Sa mauvaise réputation, le service après vente ne l'a, certes, pas volée. Traité de tous les noms, le coupable n'est pas aussi coupable qu'il en a l'air. Du moins, chez certaines marques qui se respectent. La loi est pourtant là, pour taper sur les doigts des beaux parleurs.
LE MATIN
19 Décembre 2007
À 18:16
«Le projet de loi sur la protection du consommateur réserve dans l'un de ses chapitres une bonne partie au service après-vente. Celui-ci est malheureusement inexistant même chez des enseignes prestigieuses et des grandes surfaces. Mais jusqu'à présent, nous n'avons eu à traiter qu'une seule requête, à Khouribga, d'un consommateur qui a eu un litige avec un revendeur. La chose a rapidement été réglée et tout le monde s'en est tiré à bon compte», explique Bouâza Kherrati, président de l'association marocaine de protection du consommateur (Ampoc).

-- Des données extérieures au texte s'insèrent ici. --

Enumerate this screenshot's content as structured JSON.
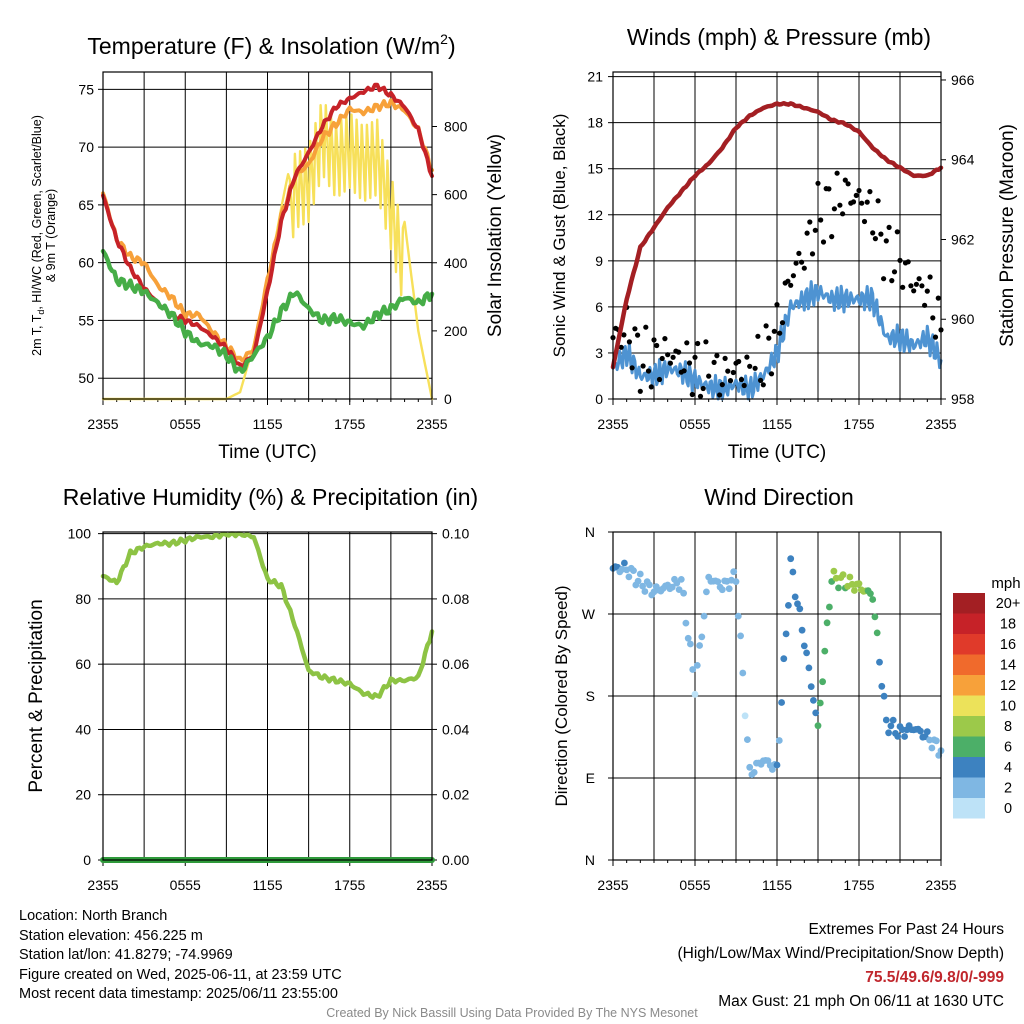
{
  "x_ticks": [
    "2355",
    "0555",
    "1155",
    "1755",
    "2355"
  ],
  "chart_data": [
    {
      "id": "temperature",
      "type": "line",
      "title_main": "Temperature (F) & Insolation (W/m",
      "title_sup": "2",
      "title_end": ")",
      "xlabel": "Time (UTC)",
      "ylabel_left_line1": "2m T, T",
      "ylabel_left_sub": "d",
      "ylabel_left_rest": ", HI/WC (Red, Green, Scarlet/Blue)",
      "ylabel_left_line2": "& 9m T (Orange)",
      "ylabel_right": "Solar Insolation (Yellow)",
      "xlim": [
        0,
        24
      ],
      "ylim": [
        48.2,
        76.5
      ],
      "y_ticks": [
        50,
        55,
        60,
        65,
        70,
        75
      ],
      "y2lim": [
        0,
        960
      ],
      "y2_ticks": [
        0,
        200,
        400,
        600,
        800
      ],
      "series": [
        {
          "color": "#f7a13a",
          "axis": "right",
          "x": [
            0,
            1,
            2,
            3,
            4,
            5,
            6,
            7,
            8,
            9,
            10,
            11,
            12,
            13,
            14,
            15,
            16,
            17,
            18,
            19,
            20,
            21,
            22,
            23,
            24
          ],
          "y": [
            0,
            0,
            0,
            0,
            0,
            0,
            0,
            0,
            0,
            0,
            20,
            160,
            340,
            560,
            760,
            780,
            920,
            850,
            880,
            840,
            860,
            700,
            520,
            200,
            0
          ]
        },
        {
          "color": "#f7a13a",
          "axis": "left",
          "x": [
            0,
            1,
            2,
            3,
            4,
            5,
            6,
            7,
            8,
            9,
            10,
            11,
            12,
            13,
            14,
            15,
            16,
            17,
            18,
            19,
            20,
            21,
            22,
            23,
            24
          ],
          "y": [
            66.0,
            62.0,
            60.5,
            60.0,
            58.0,
            57.0,
            55.5,
            55.5,
            54.0,
            52.8,
            51.5,
            52.5,
            58.5,
            64.0,
            67.5,
            68.5,
            70.8,
            72.0,
            73.3,
            73.0,
            73.5,
            73.8,
            73.2,
            71.5,
            68.0
          ]
        },
        {
          "color": "#c62228",
          "axis": "left",
          "x": [
            0,
            1,
            2,
            3,
            4,
            5,
            6,
            7,
            8,
            9,
            10,
            11,
            12,
            13,
            14,
            15,
            16,
            17,
            18,
            19,
            20,
            21,
            22,
            23,
            24
          ],
          "y": [
            65.8,
            62.0,
            59.5,
            57.8,
            56.5,
            55.5,
            55.0,
            54.5,
            53.6,
            52.6,
            51.0,
            52.0,
            57.5,
            63.5,
            67.5,
            69.5,
            71.8,
            73.5,
            74.2,
            74.8,
            75.3,
            74.5,
            73.5,
            71.5,
            67.5
          ]
        },
        {
          "color": "#46ad47",
          "axis": "left",
          "x": [
            0,
            1,
            2,
            3,
            4,
            5,
            6,
            7,
            8,
            9,
            10,
            11,
            12,
            13,
            14,
            15,
            16,
            17,
            18,
            19,
            20,
            21,
            22,
            23,
            24
          ],
          "y": [
            61.0,
            58.5,
            58.0,
            57.5,
            56.5,
            55.5,
            54.0,
            53.0,
            52.8,
            52.0,
            50.5,
            52.0,
            53.5,
            55.8,
            57.5,
            56.0,
            55.0,
            55.2,
            54.8,
            54.5,
            55.5,
            56.0,
            57.0,
            56.5,
            57.3
          ]
        }
      ]
    },
    {
      "id": "winds",
      "type": "scatter",
      "title_main": "Winds (mph) & Pressure (mb)",
      "xlabel": "Time (UTC)",
      "ylabel_left": "Sonic Wind & Gust (Blue, Black)",
      "ylabel_right": "Station Pressure (Maroon)",
      "xlim": [
        0,
        24
      ],
      "ylim": [
        0,
        21.3
      ],
      "y_ticks": [
        0,
        3,
        6,
        9,
        12,
        15,
        18,
        21
      ],
      "y2lim": [
        958,
        966.2
      ],
      "y2_ticks": [
        958,
        960,
        962,
        964,
        966
      ],
      "series": [
        {
          "color": "#4e93d2",
          "axis": "left",
          "style": "line",
          "x": [
            0,
            1,
            2,
            3,
            4,
            5,
            6,
            7,
            8,
            9,
            10,
            11,
            12,
            13,
            14,
            15,
            16,
            17,
            18,
            19,
            20,
            21,
            22,
            23,
            24
          ],
          "y": [
            2.0,
            3.0,
            1.5,
            1.5,
            2.0,
            1.8,
            1.2,
            0.8,
            0.6,
            1.0,
            0.6,
            1.5,
            3.0,
            6.0,
            6.5,
            7.0,
            6.5,
            6.5,
            6.5,
            6.5,
            4.0,
            4.0,
            3.5,
            4.0,
            2.5
          ]
        },
        {
          "color": "#000000",
          "axis": "left",
          "style": "points",
          "x": [
            0,
            1,
            2,
            3,
            4,
            5,
            6,
            7,
            8,
            9,
            10,
            11,
            12,
            13,
            14,
            15,
            16,
            17,
            18,
            19,
            20,
            21,
            22,
            23,
            24
          ],
          "y": [
            4.0,
            4.5,
            2.5,
            2.5,
            3.0,
            2.5,
            2.0,
            1.5,
            1.5,
            2.0,
            1.5,
            2.5,
            4.5,
            8.0,
            9.5,
            12.0,
            12.5,
            13.5,
            13.0,
            12.0,
            9.5,
            9.0,
            7.5,
            7.0,
            4.5
          ]
        },
        {
          "color": "#a31f23",
          "axis": "right",
          "style": "line",
          "x": [
            0,
            1,
            2,
            3,
            4,
            5,
            6,
            7,
            8,
            9,
            10,
            11,
            12,
            13,
            14,
            15,
            16,
            17,
            18,
            19,
            20,
            21,
            22,
            23,
            24
          ],
          "y": [
            958.8,
            960.5,
            961.8,
            962.3,
            962.8,
            963.2,
            963.6,
            963.9,
            964.3,
            964.8,
            965.1,
            965.3,
            965.4,
            965.4,
            965.3,
            965.2,
            965.0,
            964.9,
            964.7,
            964.3,
            964.0,
            963.8,
            963.6,
            963.6,
            963.8
          ]
        }
      ]
    },
    {
      "id": "humidity",
      "type": "line",
      "title_main": "Relative Humidity (%) & Precipitation (in)",
      "ylabel_left": "Percent & Precipitation",
      "xlim": [
        0,
        24
      ],
      "ylim": [
        0,
        100.5
      ],
      "y_ticks": [
        0,
        20,
        40,
        60,
        80,
        100
      ],
      "y2_ticks": [
        "0.00",
        "0.02",
        "0.04",
        "0.06",
        "0.08",
        "0.10"
      ],
      "series": [
        {
          "color": "#8dc344",
          "axis": "left",
          "x": [
            0,
            1,
            2,
            3,
            4,
            5,
            6,
            7,
            8,
            9,
            10,
            11,
            12,
            13,
            14,
            15,
            16,
            17,
            18,
            19,
            20,
            21,
            22,
            23,
            24
          ],
          "y": [
            87,
            85,
            94,
            96,
            97,
            97,
            98,
            99,
            99,
            100,
            100,
            99,
            86,
            84,
            72,
            58,
            56,
            55,
            54,
            51,
            50,
            55,
            55,
            56,
            70
          ]
        },
        {
          "color": "#2f9a3b",
          "axis": "right",
          "x": [
            0,
            24
          ],
          "y": [
            0,
            0
          ]
        }
      ]
    },
    {
      "id": "wind-direction",
      "type": "scatter",
      "title_main": "Wind Direction",
      "ylabel_left": "Direction (Colored By Speed)",
      "xlim": [
        0,
        24
      ],
      "ylim": [
        0,
        360
      ],
      "y_ticks": [
        "N",
        "E",
        "S",
        "W",
        "N"
      ],
      "colorbar_title": "mph",
      "colorbar_labels": [
        "20+",
        "18",
        "16",
        "14",
        "12",
        "10",
        "8",
        "6",
        "4",
        "2",
        "0"
      ],
      "colorbar_colors": [
        "#a31f23",
        "#c62228",
        "#e03a2a",
        "#f06a2c",
        "#f7a13a",
        "#ece25a",
        "#9cc94a",
        "#4caf68",
        "#3d82c0",
        "#7fb7e3",
        "#bde2f7"
      ],
      "series": [
        {
          "x": [
            0,
            1,
            2,
            3,
            4,
            5,
            6,
            7,
            8,
            9,
            10,
            11,
            12,
            13,
            14,
            15,
            16,
            17,
            18,
            19,
            20,
            21,
            22,
            23,
            24
          ],
          "y": [
            320,
            320,
            305,
            295,
            300,
            305,
            190,
            310,
            300,
            310,
            95,
            110,
            100,
            325,
            240,
            145,
            310,
            305,
            300,
            290,
            150,
            140,
            145,
            135,
            120
          ],
          "speed": [
            3,
            3,
            2,
            2,
            2,
            2,
            1,
            2,
            2,
            2,
            1,
            2,
            3,
            4,
            4,
            5,
            7,
            7,
            8,
            6,
            4,
            4,
            4,
            3,
            2
          ]
        }
      ]
    }
  ],
  "info_left": {
    "location": "Location: North Branch",
    "elevation": "Station elevation: 456.225 m",
    "latlon": "Station lat/lon: 41.8279; -74.9969",
    "created": "Figure created on Wed, 2025-06-11, at 23:59 UTC",
    "recent": "Most recent data timestamp: 2025/06/11 23:55:00"
  },
  "info_right": {
    "title": "Extremes For Past 24 Hours",
    "legend": "(High/Low/Max Wind/Precipitation/Snow Depth)",
    "values": "75.5/49.6/9.8/0/-999",
    "gust": "Max Gust: 21 mph On 06/11 at 1630 UTC"
  },
  "credit": "Created By Nick Bassill Using Data Provided By The NYS Mesonet"
}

«Un seul» cas traité par une association qui couvre tout le territoire national, c'est à croire que le service après-vente est, chez nous, quelque chose avec laquelle on ne badine pas. «Faux», semble rétorquer en chœur les victimes de mauvais traitements de la part de divers prestataires. Et Dieu sait s'ils sont nombreux. Khalid en sait quelque chose. Pour la réparation d'un congélateur encore sous garantie, la tâche a pris une vingtaine de jours. Le hic, c'est que l'histoire s'était passée à quelques jours de l'Aïd Al-Adha. Du coup, l'énorme quantité de viande a été dispatchée dans les frigos des voisins.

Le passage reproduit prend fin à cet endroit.